Ohne förmliche Baugenehmigung, aber mit Wissen des Veterinäramts des Antragsgegners änderte der Antragsteller den Betriebsauflauf und die Raumanordnung im Jahr 2009. Schlachttiere werden von Norden durch ein nach 1980 eingesetztes Rolltor in den neuen "Schlachtraum" (1980 als "Pökelraum" bezeichnet) geführt, kommen dann in die "Zerlegung" (1980: "Schlachtraum") und sodann in die "Wurstküche" (1980: "Verarbeitung"). Der 1980 genehmigte "Töteraum" ist jetzt "Lager 2". Mit Bescheid vom 04.03.2010 ließ das Niedersächsische Landesamt für Verbraucherschutz und Lebensmittelssicherheit (LAVES) u. a. das Schlachten von max. 5 Großvieheinheiten in den geänderten Räumen aufgrund § 9 Abs. 2 Tierische Lebensmittel-Hygieneverordnung (künftig: Tier-LMHV) in Verbindung mit Artikel 31 der Verordnung (EG) Nr. 882/2004, Artikel 1 und 33 sowie Anhang III der Verordnung (EG) Nr. 853/2004 und Anhang II der Verordnung (EG) Nr. 852/2004 zu.

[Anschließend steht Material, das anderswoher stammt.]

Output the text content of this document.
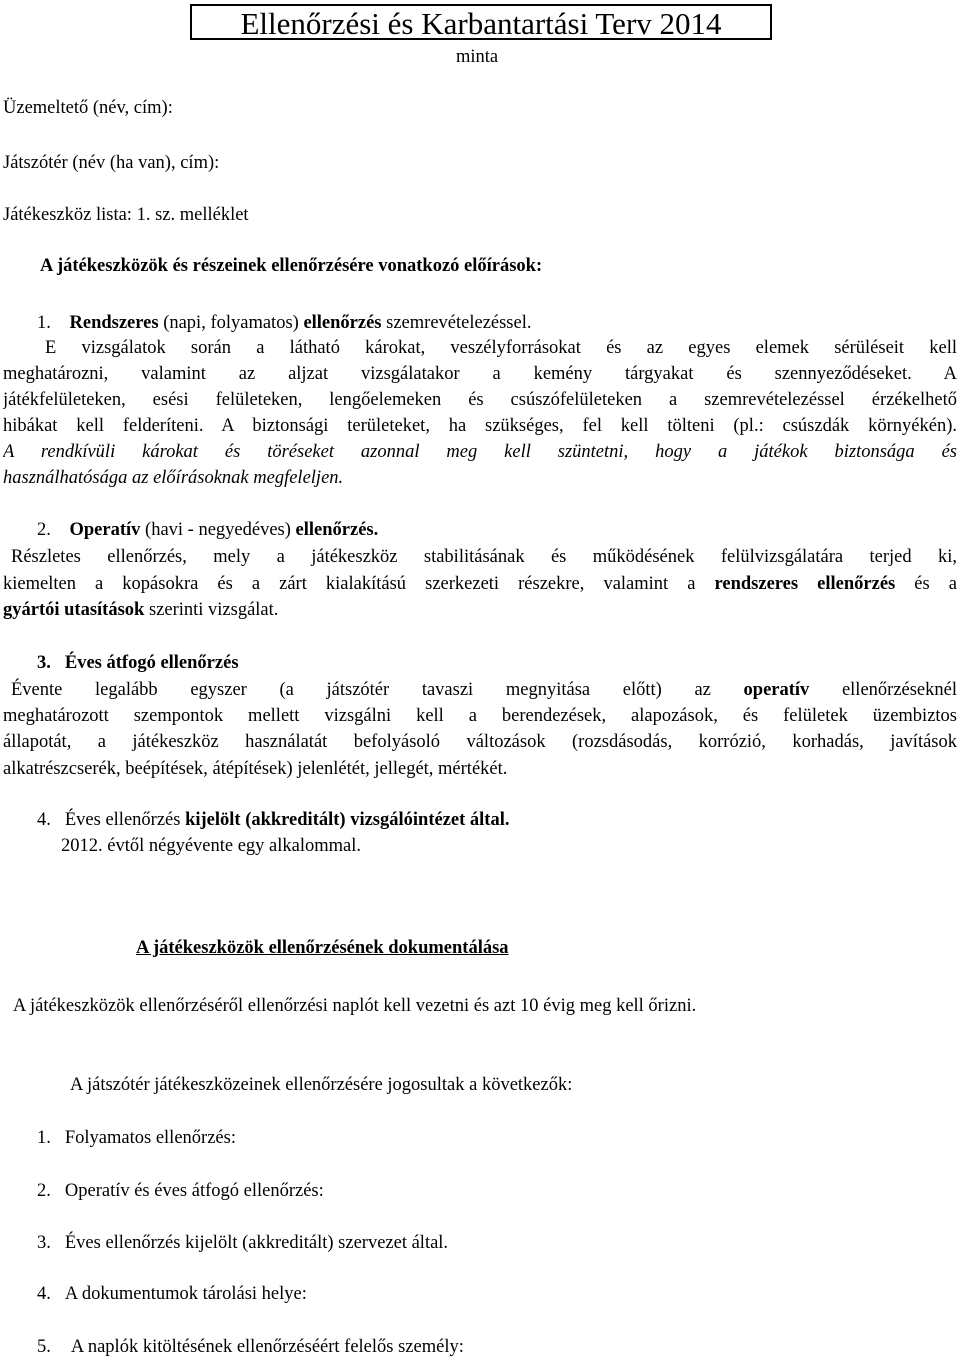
Ellenőrzési és Karbantartási Terv 2014
minta
Üzemeltető (név, cím):
Játszótér (név (ha van), cím):
Játékeszköz lista: 1. sz. melléklet
A játékeszközök és részeinek ellenőrzésére vonatkozó előírások:
1. Rendszeres (napi, folyamatos) ellenőrzés szemrevételezéssel.
E vizsgálatok során a látható károkat, veszélyforrásokat és az egyes elemek sérüléseit kell
meghatározni, valamint az aljzat vizsgálatakor a kemény tárgyakat és szennyeződéseket. A
játékfelületeken, esési felületeken, lengőelemeken és csúszófelületeken a szemrevételezéssel érzékelhető
hibákat kell felderíteni. A biztonsági területeket, ha szükséges, fel kell tölteni (pl.: csúszdák környékén).
A rendkívüli károkat és töréseket azonnal meg kell szüntetni, hogy a játékok biztonsága és
használhatósága az előírásoknak megfeleljen.
2. Operatív (havi - negyedéves) ellenőrzés.
Részletes ellenőrzés, mely a játékeszköz stabilitásának és működésének felülvizsgálatára terjed ki,
kiemelten a kopásokra és a zárt kialakítású szerkezeti részekre, valamint a rendszeres ellenőrzés és a
gyártói utasítások szerinti vizsgálat.
3. Éves átfogó ellenőrzés
Évente legalább egyszer (a játszótér tavaszi megnyitása előtt) az operatív ellenőrzéseknél
meghatározott szempontok mellett vizsgálni kell a berendezések, alapozások, és felületek üzembiztos
állapotát, a játékeszköz használatát befolyásoló változások (rozsdásodás, korrózió, korhadás, javítások
alkatrészcserék, beépítések, átépítések) jelenlétét, jellegét, mértékét.
4. Éves ellenőrzés kijelölt (akkreditált) vizsgálóintézet által.
2012. évtől négyévente egy alkalommal.
A játékeszközök ellenőrzésének dokumentálása
A játékeszközök ellenőrzéséről ellenőrzési naplót kell vezetni és azt 10 évig meg kell őrizni.
A játszótér játékeszközeinek ellenőrzésére jogosultak a következők:
1. Folyamatos ellenőrzés:
2. Operatív és éves átfogó ellenőrzés:
3. Éves ellenőrzés kijelölt (akkreditált) szervezet által.
4. A dokumentumok tárolási helye:
5. A naplók kitöltésének ellenőrzéséért felelős személy:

Auf dem Grundstück des Antragstellers steht östlich des Schlachthauses ein Wohnhaus mit ehemaligem Ladengeschäft und westlich vom Schlachthaus ein Schuppengebäude, in dem zeitweise die zur Tötung vorgesehen Tiere untergestellt sind. Östlich des Grundstücks zweigt von der B 51 die Dorfstraße nach Norden ab. An der Dorfstraße liegt das unmittelbar nördlich an das Grundstück des Antragstellers grenzende Baugrundstück. Im Süden des Grundstücks des Antragstellers zweigt die Hoopener Straße von der B 51 ab, von der aus das Betriebsgelände des Antragstellers erreicht wird.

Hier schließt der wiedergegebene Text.